Thoughts & Opinions

by

Eva Del Rio

A collection of columns

and articles about HR

and the workplace

Millenials: Are They the Answer?

TIME magazine had a recent cover which read:   “The Me, Me, Me Generation:  Millenials are lazy, entitled narcissists who still live with their parents. Why they’ll save us all.”  That heading was meant to provoke reaction, and it did.  However the sentence “why they’ll save us all” does encapsulate my own evolving views on this generation.

Millenials (born 1980-2000) are frequently picked-on and generalized into stereotypes by the media.

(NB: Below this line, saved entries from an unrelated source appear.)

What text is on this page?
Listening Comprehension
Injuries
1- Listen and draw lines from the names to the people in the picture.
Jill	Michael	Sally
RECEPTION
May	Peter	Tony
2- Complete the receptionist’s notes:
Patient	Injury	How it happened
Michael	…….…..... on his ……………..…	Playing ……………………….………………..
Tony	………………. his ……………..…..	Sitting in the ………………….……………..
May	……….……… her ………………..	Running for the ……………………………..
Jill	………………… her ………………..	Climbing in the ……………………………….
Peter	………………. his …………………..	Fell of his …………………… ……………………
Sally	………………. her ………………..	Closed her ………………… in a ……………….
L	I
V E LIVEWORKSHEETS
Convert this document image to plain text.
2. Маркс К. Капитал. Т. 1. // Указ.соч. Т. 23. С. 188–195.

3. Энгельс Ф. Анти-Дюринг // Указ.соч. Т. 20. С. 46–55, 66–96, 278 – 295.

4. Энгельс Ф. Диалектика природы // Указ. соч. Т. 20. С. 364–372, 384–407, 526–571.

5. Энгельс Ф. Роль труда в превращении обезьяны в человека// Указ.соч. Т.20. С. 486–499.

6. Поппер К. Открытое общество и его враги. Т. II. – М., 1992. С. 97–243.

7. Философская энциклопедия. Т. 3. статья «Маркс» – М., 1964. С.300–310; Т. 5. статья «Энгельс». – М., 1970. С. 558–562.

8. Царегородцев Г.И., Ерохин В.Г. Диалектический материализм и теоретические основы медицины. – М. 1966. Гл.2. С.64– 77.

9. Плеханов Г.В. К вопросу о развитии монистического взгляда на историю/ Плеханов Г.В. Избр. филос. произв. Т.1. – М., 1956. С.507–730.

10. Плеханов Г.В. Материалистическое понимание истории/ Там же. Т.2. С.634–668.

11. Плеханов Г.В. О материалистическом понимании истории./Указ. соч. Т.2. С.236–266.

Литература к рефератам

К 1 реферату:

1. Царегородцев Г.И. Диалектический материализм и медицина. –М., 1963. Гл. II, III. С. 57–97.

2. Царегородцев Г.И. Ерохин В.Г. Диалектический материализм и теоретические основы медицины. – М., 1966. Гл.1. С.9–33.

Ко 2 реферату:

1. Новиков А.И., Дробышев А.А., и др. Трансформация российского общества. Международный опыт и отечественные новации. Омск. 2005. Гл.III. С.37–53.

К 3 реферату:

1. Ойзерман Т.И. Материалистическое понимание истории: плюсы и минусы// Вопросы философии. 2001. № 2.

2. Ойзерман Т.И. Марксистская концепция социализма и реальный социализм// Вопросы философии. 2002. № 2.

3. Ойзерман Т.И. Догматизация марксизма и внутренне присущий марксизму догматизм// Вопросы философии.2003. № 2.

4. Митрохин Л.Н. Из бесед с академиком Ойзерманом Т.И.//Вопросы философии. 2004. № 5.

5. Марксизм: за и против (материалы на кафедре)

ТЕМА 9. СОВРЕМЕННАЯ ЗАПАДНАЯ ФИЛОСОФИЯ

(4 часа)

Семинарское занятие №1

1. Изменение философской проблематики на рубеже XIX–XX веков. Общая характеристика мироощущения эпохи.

And I’m a guilty party.   I’ve written several columns about the management challenges they can bring to work such as their need for frequent feedback and their weak critical thinking skills resulting from among other things, over-reliance on drop-down menus.  They also frequently lack professionalism.

And even though I do strive to balance those challenges by pointing out the strengths they bring (team players, open-minded, adaptable, tech savvy), the conclusion usually implies that the challenges outweighed the pluses.  But that’s changing.

The more I work and interact with millenials, the more I find a growing appreciation for their approach to life and work.

Reading their reaction to the article -which clearly hit a nerve- was illuminating.  Far from feeling entitled some are painfully aware that the society they’re inheriting is “living on borrowed time…. in debt ecologically, financially, politically, culturally”.   I was also reminded that this debt is personal due to the unprecedented college debt of this generation.

So let’s cut them a little slack.  They’re inheriting a mess (and I left out global warming).  So why am I increasingly optimistic?  Because millenials are uniquely equipped to solve those huge problems that will require new ways to collaborate (i.e. group sourcing) process information (i.e. meta data), and the ability to feel completely at home inside technology that makes that possible.

These skills will apply most importantly in the workplace, and due to the sheer size of this generation (88 million compared to 77 million baby boomers) it may require us to slowly adapt the workplace for them, not the other way around.

Yes, they’re narcissistic (isn’t’ every generation in their 20’s?), but just like boomer hippies became wealthy establishment types, so will millenials morph into something else.  And that may save us all.